YOUR RECIPE FOR CONVECTION COOKING!
Convection Baked Turkey Breast
Convection Roast or Convection Bake Mode

A bone-in turkey breast slowly roasted in convection yields juicy tender slices, perfect for a light meal with plenty of extras for delicious sandwiches or a salad. If you tend to avoid cooking lean cuts of poultry for fear of ending up with dry unpalatable results, then all you have to do is choose convection with a moderate temperature, and the results will amaze you.
This is a very easy recipe to prepare. Ideally, choose a bone-in turkey breast for even cooking and great flavor. The first step to achieving great results is to give the turkey a dry rub with kosher salt and your preferred seasoning overnight before cooking. Secondly, for accurate results, use a core temperature probe if your oven is equipped with one. I find that setting an internal temperature of 160-165°F is ideal, as the internal temperature will continue to rise after the roast rests once it is cooked.
If your oven does not have a probe, plan to cook the turkey breast for at least 35 minutes, then use an instant-read thermometer to check the internal temperature and determine the degree of doneness. When cooking in a convection oven, the turkey is best cooked on a shallow, rimmed pan so that the heated air can evenly cook the meat.

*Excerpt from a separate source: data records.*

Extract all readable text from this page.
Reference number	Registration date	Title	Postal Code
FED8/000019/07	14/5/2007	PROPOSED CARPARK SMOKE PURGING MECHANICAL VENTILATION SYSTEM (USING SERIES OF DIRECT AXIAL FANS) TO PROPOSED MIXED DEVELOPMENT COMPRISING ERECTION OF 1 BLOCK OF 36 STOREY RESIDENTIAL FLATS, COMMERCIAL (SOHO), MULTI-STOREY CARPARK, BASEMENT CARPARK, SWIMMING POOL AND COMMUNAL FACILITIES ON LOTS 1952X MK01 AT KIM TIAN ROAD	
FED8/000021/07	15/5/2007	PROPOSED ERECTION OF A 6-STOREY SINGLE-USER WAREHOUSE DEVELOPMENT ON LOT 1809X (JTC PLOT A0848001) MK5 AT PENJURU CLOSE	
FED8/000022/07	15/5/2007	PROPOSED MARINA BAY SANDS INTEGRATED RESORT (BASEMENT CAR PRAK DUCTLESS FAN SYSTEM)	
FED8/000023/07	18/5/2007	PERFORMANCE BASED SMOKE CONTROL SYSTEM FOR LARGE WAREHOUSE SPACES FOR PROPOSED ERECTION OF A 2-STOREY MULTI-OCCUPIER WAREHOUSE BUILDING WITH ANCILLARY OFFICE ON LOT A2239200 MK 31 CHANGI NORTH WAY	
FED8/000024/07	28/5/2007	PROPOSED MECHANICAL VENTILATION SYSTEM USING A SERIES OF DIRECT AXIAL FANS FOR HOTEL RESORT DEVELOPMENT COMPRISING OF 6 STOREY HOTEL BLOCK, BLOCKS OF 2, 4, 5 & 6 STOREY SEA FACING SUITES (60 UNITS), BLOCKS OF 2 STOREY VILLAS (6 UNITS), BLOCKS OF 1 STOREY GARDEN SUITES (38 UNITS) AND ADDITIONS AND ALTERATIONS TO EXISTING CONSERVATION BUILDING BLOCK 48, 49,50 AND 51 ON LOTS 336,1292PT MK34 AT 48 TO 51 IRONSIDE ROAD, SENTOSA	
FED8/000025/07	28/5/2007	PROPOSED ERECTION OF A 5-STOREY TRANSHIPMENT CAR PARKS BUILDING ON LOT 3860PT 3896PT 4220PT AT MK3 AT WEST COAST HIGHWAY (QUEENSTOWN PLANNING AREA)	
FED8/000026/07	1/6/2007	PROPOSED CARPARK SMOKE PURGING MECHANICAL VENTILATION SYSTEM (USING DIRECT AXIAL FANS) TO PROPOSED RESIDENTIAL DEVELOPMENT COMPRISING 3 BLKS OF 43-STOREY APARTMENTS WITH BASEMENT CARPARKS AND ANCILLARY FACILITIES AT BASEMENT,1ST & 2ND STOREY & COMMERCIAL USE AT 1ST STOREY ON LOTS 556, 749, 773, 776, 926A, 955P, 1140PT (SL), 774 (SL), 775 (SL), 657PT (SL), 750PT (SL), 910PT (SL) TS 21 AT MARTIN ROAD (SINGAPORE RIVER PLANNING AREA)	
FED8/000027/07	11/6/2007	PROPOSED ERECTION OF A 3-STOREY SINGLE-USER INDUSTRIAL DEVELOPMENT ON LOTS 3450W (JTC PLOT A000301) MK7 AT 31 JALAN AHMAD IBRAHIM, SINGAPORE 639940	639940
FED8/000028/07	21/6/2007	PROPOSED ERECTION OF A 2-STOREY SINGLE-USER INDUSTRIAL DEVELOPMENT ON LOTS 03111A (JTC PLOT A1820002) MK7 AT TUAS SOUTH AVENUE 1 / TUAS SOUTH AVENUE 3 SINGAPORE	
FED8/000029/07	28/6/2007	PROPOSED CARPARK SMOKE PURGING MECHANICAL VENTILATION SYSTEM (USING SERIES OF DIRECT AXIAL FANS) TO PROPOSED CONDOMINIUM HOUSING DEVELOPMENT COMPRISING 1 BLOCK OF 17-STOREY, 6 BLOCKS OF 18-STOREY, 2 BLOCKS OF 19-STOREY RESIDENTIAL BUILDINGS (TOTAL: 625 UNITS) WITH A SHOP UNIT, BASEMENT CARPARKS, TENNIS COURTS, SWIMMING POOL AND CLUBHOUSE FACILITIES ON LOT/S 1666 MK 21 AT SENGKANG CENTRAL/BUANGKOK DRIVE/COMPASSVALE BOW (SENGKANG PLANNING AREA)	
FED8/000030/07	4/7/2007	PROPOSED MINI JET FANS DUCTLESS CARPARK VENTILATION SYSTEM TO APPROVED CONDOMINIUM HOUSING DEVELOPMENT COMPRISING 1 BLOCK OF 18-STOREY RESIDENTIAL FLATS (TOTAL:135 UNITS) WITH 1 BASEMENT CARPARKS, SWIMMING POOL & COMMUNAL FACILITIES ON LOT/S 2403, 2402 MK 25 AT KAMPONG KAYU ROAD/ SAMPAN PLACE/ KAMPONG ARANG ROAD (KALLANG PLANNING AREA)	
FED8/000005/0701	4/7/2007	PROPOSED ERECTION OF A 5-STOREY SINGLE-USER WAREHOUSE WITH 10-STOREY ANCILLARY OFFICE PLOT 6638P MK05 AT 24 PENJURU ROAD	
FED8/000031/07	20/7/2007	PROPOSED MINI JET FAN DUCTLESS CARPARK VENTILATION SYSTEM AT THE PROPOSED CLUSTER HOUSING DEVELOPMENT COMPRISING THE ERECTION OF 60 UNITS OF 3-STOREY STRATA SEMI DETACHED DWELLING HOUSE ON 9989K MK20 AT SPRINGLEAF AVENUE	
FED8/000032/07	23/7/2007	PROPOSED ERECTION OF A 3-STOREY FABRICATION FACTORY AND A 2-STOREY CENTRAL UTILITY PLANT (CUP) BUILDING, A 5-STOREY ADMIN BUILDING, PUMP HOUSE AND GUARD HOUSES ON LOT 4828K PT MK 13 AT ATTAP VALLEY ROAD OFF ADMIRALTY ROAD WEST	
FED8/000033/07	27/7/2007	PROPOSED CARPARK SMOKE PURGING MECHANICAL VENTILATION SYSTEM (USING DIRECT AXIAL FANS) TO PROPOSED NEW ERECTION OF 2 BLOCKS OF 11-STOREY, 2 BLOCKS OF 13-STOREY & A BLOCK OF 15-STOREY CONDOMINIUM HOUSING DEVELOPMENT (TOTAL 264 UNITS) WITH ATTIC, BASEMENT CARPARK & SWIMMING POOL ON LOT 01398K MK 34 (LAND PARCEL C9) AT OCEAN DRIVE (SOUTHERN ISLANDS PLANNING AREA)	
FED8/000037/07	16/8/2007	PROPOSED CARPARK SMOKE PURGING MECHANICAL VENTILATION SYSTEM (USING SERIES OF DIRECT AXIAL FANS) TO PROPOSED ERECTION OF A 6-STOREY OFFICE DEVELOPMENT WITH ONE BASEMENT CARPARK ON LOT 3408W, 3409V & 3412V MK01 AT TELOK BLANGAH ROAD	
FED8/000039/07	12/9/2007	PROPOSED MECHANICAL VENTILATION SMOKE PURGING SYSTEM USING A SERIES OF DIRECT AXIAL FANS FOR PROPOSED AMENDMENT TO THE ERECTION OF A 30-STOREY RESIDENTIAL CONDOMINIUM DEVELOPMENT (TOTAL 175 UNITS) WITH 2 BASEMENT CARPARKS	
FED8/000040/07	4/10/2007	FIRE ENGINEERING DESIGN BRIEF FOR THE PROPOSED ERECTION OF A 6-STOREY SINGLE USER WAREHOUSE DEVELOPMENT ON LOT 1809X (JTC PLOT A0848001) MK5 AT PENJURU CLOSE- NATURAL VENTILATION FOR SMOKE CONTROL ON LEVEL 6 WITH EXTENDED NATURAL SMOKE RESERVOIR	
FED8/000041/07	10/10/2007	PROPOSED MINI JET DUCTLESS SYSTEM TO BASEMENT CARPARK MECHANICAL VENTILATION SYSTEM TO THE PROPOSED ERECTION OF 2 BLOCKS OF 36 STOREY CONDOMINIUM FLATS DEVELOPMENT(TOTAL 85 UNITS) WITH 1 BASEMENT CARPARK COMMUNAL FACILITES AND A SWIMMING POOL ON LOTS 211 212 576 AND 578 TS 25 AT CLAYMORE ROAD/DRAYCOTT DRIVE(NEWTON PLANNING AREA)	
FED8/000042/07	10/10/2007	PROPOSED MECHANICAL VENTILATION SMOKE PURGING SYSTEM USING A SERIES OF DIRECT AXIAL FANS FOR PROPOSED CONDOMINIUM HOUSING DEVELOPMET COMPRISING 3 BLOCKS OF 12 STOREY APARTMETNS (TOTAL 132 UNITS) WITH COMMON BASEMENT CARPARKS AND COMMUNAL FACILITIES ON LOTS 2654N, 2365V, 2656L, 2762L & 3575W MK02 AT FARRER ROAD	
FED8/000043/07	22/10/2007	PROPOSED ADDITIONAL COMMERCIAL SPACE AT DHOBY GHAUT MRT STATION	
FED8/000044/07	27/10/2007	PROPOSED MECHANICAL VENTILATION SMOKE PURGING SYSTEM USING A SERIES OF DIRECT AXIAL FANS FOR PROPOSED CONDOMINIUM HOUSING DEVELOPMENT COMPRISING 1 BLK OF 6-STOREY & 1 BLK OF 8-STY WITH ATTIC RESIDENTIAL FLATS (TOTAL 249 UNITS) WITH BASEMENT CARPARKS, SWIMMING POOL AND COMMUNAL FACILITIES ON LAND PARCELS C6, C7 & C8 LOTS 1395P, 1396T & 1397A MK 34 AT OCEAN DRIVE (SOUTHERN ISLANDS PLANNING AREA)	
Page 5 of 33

If you choose to cook a boneless turkey breast, then placing the turkey on a rack will prevent moisture loss during cooking. With a bone-in roast, the meat is not sitting directly on the pan, so a rack isn’t necessary.
Convection makes it easy to cook multiple dishes at once, so I baked a Zucchini Corn casserole with pesto and tomatoes alongside my turkey breast for a flavorful summer "convection meal."
INGREDIENTS
1 half bone-in turkey breast
1 tsp kosher salt
¼ tsp Old Bay seasoning or mild Paprika
½ tsp onion parsley powder
Freshly ground pepper
1 tbsp olive oil

METHOD
Combine the seasoning and oil, then rub them into the turkey. Place on a shallow, rimmed baking pan and refrigerate, uncovered, overnight. Leaving the skin exposed helps dry the skin out for better crisping.
Remove the turkey from the refrigerator at least 1 hour prior to cooking. Preheat the oven to 325°F (160 °C) in Convection Roast or Convection Bake mode. Place the turkey in the oven with the probe inserted into the thickest part of the breast. Insert the other end of the probe into the probe receptacle and close the oven door. Touch the Probe symbol on the display and program the internal temperature to reach 165 F/75 °C. Depending on the oven, you may need to touch the Probe symbol one more time to activate it.
When the programmed internal temperature has been reached, the oven will shut off. Remove the turkey and set it aside to rest for 12-15 minutes before carving.